There is some unrestricted grammar corresponding to each of these cases, call the grammars G1, G2, G3, G4. Then, our grammar G can have a start nonterminal that produces the start nonterminals of each of these four grammars, and it will generate the union of those grammars' languages. Thus, if we can find G1 - G4, our problem is solved. It should be easy to see that each of these grammars will be pretty similar, only differing in which symbols are to be less frequent than which others.
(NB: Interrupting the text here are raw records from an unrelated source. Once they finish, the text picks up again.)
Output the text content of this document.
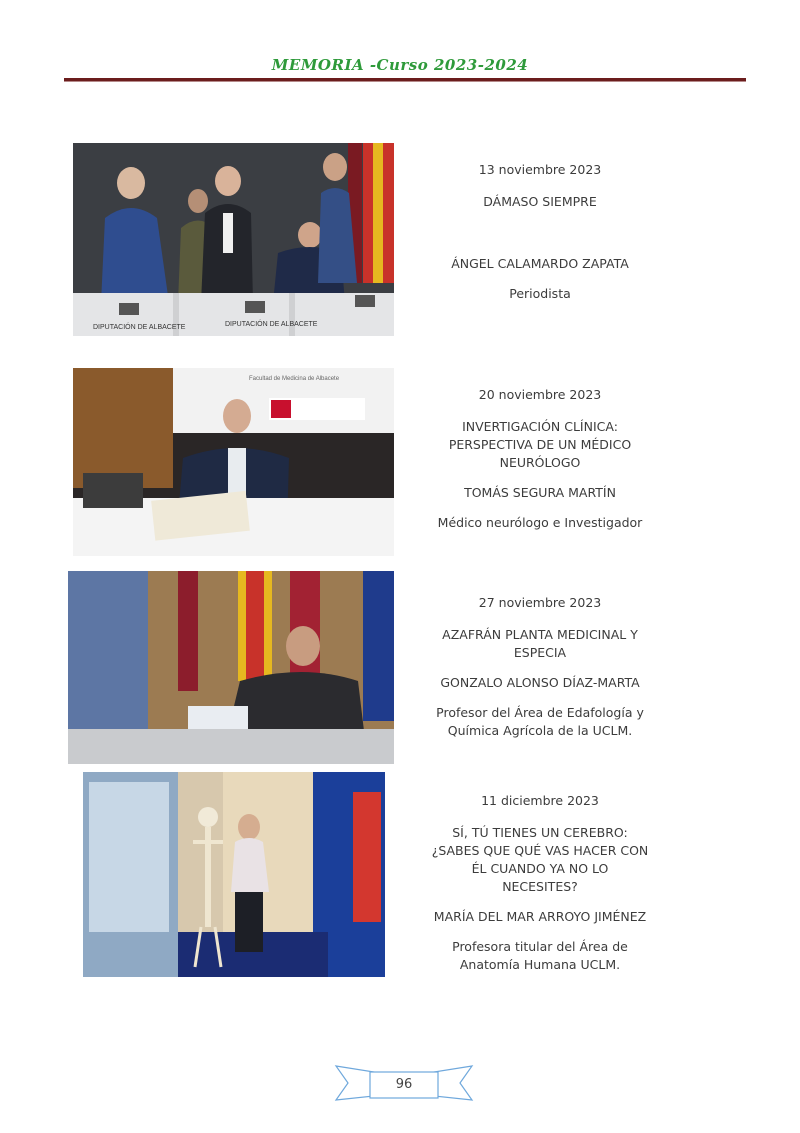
MEMORIA -Curso 2023-2024
DIPUTACIÓN DE ALBACETE	DIPUTACIÓN DE ALBACETE
13 noviembre 2023
DÁMASO SIEMPRE
ÁNGEL CALAMARDO ZAPATA
Periodista
Facultad de Medicina de Albacete
20 noviembre 2023
INVERTIGACIÓN CLÍNICA:
PERSPECTIVA DE UN MÉDICO
NEURÓLOGO
TOMÁS SEGURA MARTÍN
Médico neurólogo e Investigador
27 noviembre 2023
AZAFRÁN PLANTA MEDICINAL Y
ESPECIA
GONZALO ALONSO DÍAZ-MARTA
Profesor del Área de Edafología y
Química Agrícola de la UCLM.
11 diciembre 2023
SÍ, TÚ TIENES UN CEREBRO:
¿SABES QUE QUÉ VAS HACER CON
ÉL CUANDO YA NO LO
NECESITES?
MARÍA DEL MAR ARROYO JIMÉNEZ
Profesora titular del Área de
Anatomía Humana UCLM.
96
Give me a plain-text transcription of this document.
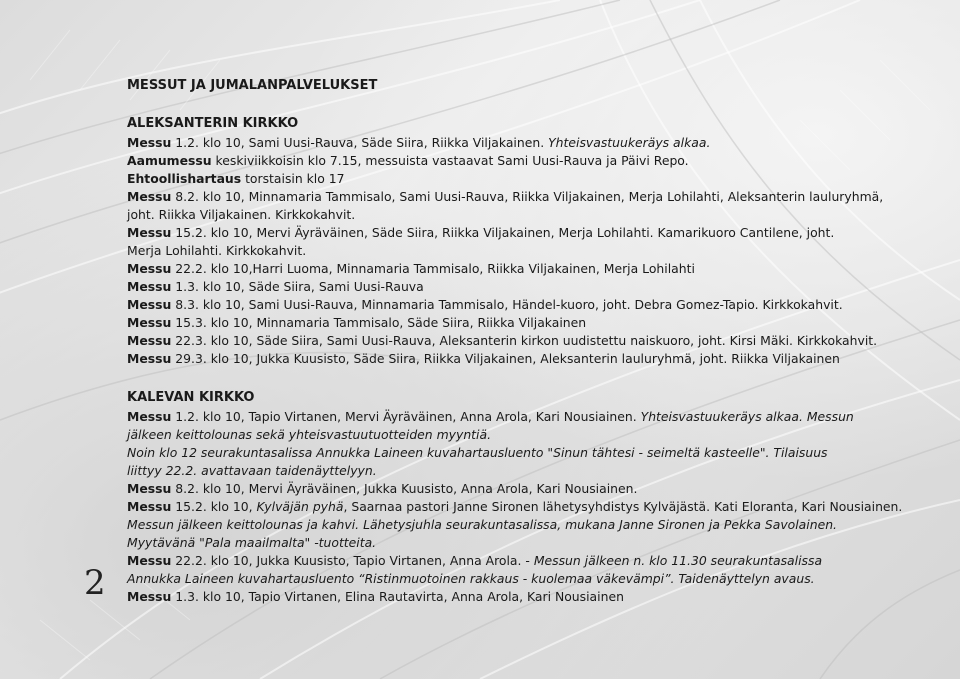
2
MESSUT JA JUMALANPALVELUKSET
ALEKSANTERIN KIRKKO

Messu 1.2. klo 10, Sami Uusi-Rauva, Säde Siira, Riikka Viljakainen. Yhteisvastuukeräys alkaa.

Aamumessu keskiviikkoisin klo 7.15, messuista vastaavat Sami Uusi-Rauva ja Päivi Repo.

Ehtoollishartaus torstaisin klo 17

Messu 8.2. klo 10, Minnamaria Tammisalo, Sami Uusi-Rauva, Riikka Viljakainen, Merja Lohilahti, Aleksanterin lauluryhmä,

joht. Riikka Viljakainen. Kirkkokahvit.

Messu 15.2. klo 10, Mervi Äyräväinen, Säde Siira, Riikka Viljakainen, Merja Lohilahti. Kamarikuoro Cantilene, joht.

Merja Lohilahti. Kirkkokahvit.

Messu 22.2. klo 10,Harri Luoma, Minnamaria Tammisalo, Riikka Viljakainen, Merja Lohilahti

Messu 1.3. klo 10, Säde Siira, Sami Uusi-Rauva

Messu 8.3. klo 10, Sami Uusi-Rauva, Minnamaria Tammisalo, Händel-kuoro, joht. Debra Gomez-Tapio. Kirkkokahvit.

Messu 15.3. klo 10, Minnamaria Tammisalo, Säde Siira, Riikka Viljakainen

Messu 22.3. klo 10, Säde Siira, Sami Uusi-Rauva, Aleksanterin kirkon uudistettu naiskuoro, joht. Kirsi Mäki. Kirkkokahvit.

Messu 29.3. klo 10, Jukka Kuusisto, Säde Siira, Riikka Viljakainen, Aleksanterin lauluryhmä, joht. Riikka Viljakainen

KALEVAN KIRKKO

Messu 1.2. klo 10, Tapio Virtanen, Mervi Äyräväinen, Anna Arola, Kari Nousiainen. Yhteisvastuukeräys alkaa. Messun

jälkeen keittolounas sekä yhteisvastuutuotteiden myyntiä.

Noin klo 12 seurakuntasalissa Annukka Laineen kuvahartausluento "Sinun tähtesi - seimeltä kasteelle". Tilaisuus

liittyy 22.2. avattavaan taidenäyttelyyn.

Messu 8.2. klo 10, Mervi Äyräväinen, Jukka Kuusisto, Anna Arola, Kari Nousiainen.

Messu 15.2. klo 10, Kylväjän pyhä, Saarnaa pastori Janne Sironen lähetysyhdistys Kylväjästä. Kati Eloranta, Kari Nousiainen.

Messun jälkeen keittolounas ja kahvi. Lähetysjuhla seurakuntasalissa, mukana Janne Sironen ja Pekka Savolainen.

Myytävänä "Pala maailmalta" -tuotteita.

Messu 22.2. klo 10, Jukka Kuusisto, Tapio Virtanen, Anna Arola. - Messun jälkeen n. klo 11.30 seurakuntasalissa

Annukka Laineen kuvahartausluento “Ristinmuotoinen rakkaus - kuolemaa väkevämpi”. Taidenäyttelyn avaus.

Messu 1.3. klo 10, Tapio Virtanen, Elina Rautavirta, Anna Arola, Kari Nousiainen
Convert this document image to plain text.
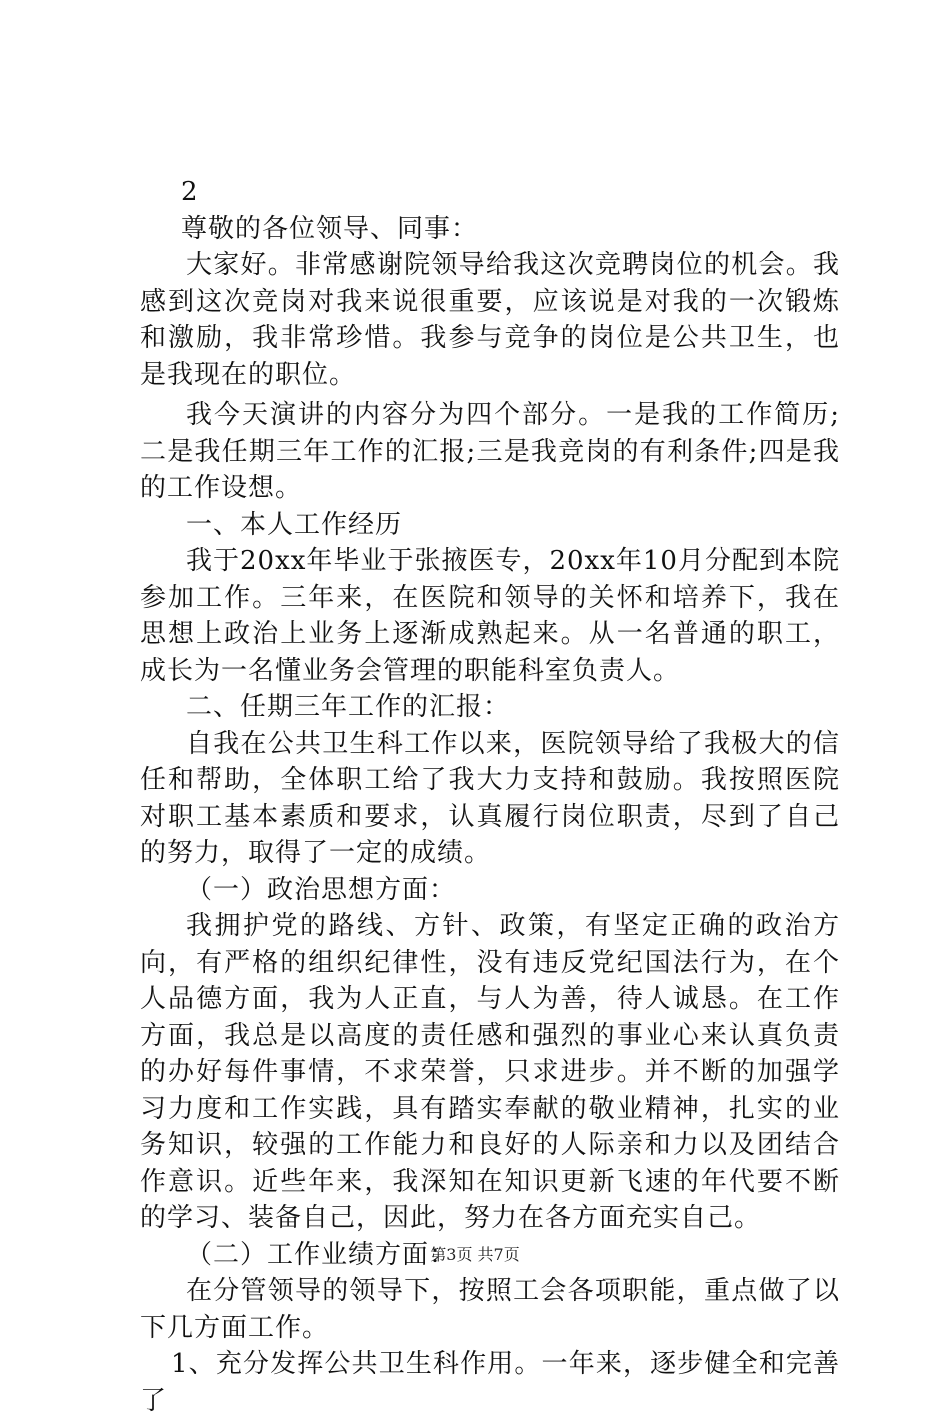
2

尊敬的各位领导、同事：

大家好。非常感谢院领导给我这次竞聘岗位的机会。我感到这次竞岗对我来说很重要，应该说是对我的一次锻炼和激励，我非常珍惜。我参与竞争的岗位是公共卫生，也是我现在的职位。

我今天演讲的内容分为四个部分。一是我的工作简历;二是我任期三年工作的汇报;三是我竞岗的有利条件;四是我的工作设想。

一、本人工作经历

我于20xx年毕业于张掖医专，20xx年10月分配到本院参加工作。三年来，在医院和领导的关怀和培养下，我在思想上政治上业务上逐渐成熟起来。从一名普通的职工，成长为一名懂业务会管理的职能科室负责人。

二、任期三年工作的汇报：

自我在公共卫生科工作以来，医院领导给了我极大的信任和帮助，全体职工给了我大力支持和鼓励。我按照医院对职工基本素质和要求，认真履行岗位职责，尽到了自己的努力，取得了一定的成绩。

（一）政治思想方面：

我拥护党的路线、方针、政策，有坚定正确的政治方向，有严格的组织纪律性，没有违反党纪国法行为，在个人品德方面，我为人正直，与人为善，待人诚恳。在工作方面，我总是以高度的责任感和强烈的事业心来认真负责的办好每件事情，不求荣誉，只求进步。并不断的加强学习力度和工作实践，具有踏实奉献的敬业精神，扎实的业务知识，较强的工作能力和良好的人际亲和力以及团结合作意识。近些年来，我深知在知识更新飞速的年代要不断的学习、装备自己，因此，努力在各方面充实自己。

（二）工作业绩方面：

在分管领导的领导下，按照工会各项职能，重点做了以下几方面工作。

1、充分发挥公共卫生科作用。一年来，逐步健全和完善了

第3页 共7页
We will focus on trying to find G1 and leave G2, G3 and G4 as exercises.

Our strategy for G1 will be the following: write grammars for a^i c^k where i < k, and b^j d^l where j < l, separately; then, combine them and reorder the b's and c's so that everything is in the right order. So, for the first part:

S1 := X1 Y1
X1 := A1 X1 C1 | X1 C1 | C1
Y1 := B1 Y1 D1 | Y1 D1 | D1
A1 := a
B1 := b
C1 := c
D1 := d

This gives us strings like a^i c^k b^j d^l where i < k and j < l. This is pretty close to what we wanted, but we need the c's and b's swapped. To do this, we can use a special new nonterminal whose only function is to allow A1, B1, C1 and D1 to resolve to a, b, c and d, but only when they are in the right order. To that we will add a production C1 B1 := B1 C1 which will allow the grammar to bubble the B's and C's to the right positions. We can call our special marker M1:

// ensure i < k and j < l
S1 := X1 Y1 M1'
X1 := A1 X1 C1 | X1 C1 | C1
Y1 := B1 Y1 D1 | Y1 D1 | D1

// allow b's to come before c's
C1 B1 := B1 C1

// require d's come last, c's come before d's,
// b's come before c's and d's, and a's come
// before everything
D1 M1' := M1 d
D1 M1 d := M1 dd
C1 M1 d := M1 cd
C1 M1 c := M1 cc
B1 M1 d := M1 bd
B1 M1 c := M1 bc
B1 M1 b := M1 bb
A1 M1 d := M1 ad
A1 M1 c := M1 ac
A1 M1 b := M1 ab
A1 M1 a := M1 aa

// allow the derivation to terminate nondeterministically
// only by terminating after removing all nonterminals
// will the resulting derivation be in the grammar's language
M1 := (empty)

Let's do a few simple examples to show that abccdd is in the language whereas aabccdd and accbdd are not:

S1 := X1 Y1 M1'
   := A1 X1 C1 Y1 M1'
   := A1 C1 C1 Y1 M1'
   := A1 C1 C1 B1 Y1 D1 M1'
   := A1 C1 C1 B1 D1 D1 M1'
   := A1 C1 B1 C1 D1 D1 M1'
   := A1 B1 C1 C1 D1 D1 M1'
   := A1 B1 C1 C1 D1 M1 d
   := A1 B1 C1 C1 M1 dd
   := A1 B1 C1 M1 cdd
   := A1 B1 M1 ccdd
   := A1 M1 bccdd
   := M1 abccdd
   := abccdd

S1 := X1 Y1 M1'
   := A1 X1 C1 Y1 M1'
   := A1 A1 X1 C1 C1 Y1 M1'
   ... unable to proceed, cannot get rid of X1 without adding more c's

S1 := X1 Y1 M1'
   := A1 X1 C1 Y1 M1'
   := A1 C1 C1 Y1 M1'
   := A1 C1 C1 B1 Y1 D1 M1'
   := A1 C1 C1 B1 D1 D1 M1'
   := A1 C1 C1 B1 D1 M1 d
   := A1 C1 C1 B1 M1 dd
   := A1 C1 C1 M1 bdd
   ... no production matches C1 M1 b, no way to clear C1 now

Notice that I introduce special marker M' for the very first move, not sure that's really necessary, but you can play with it.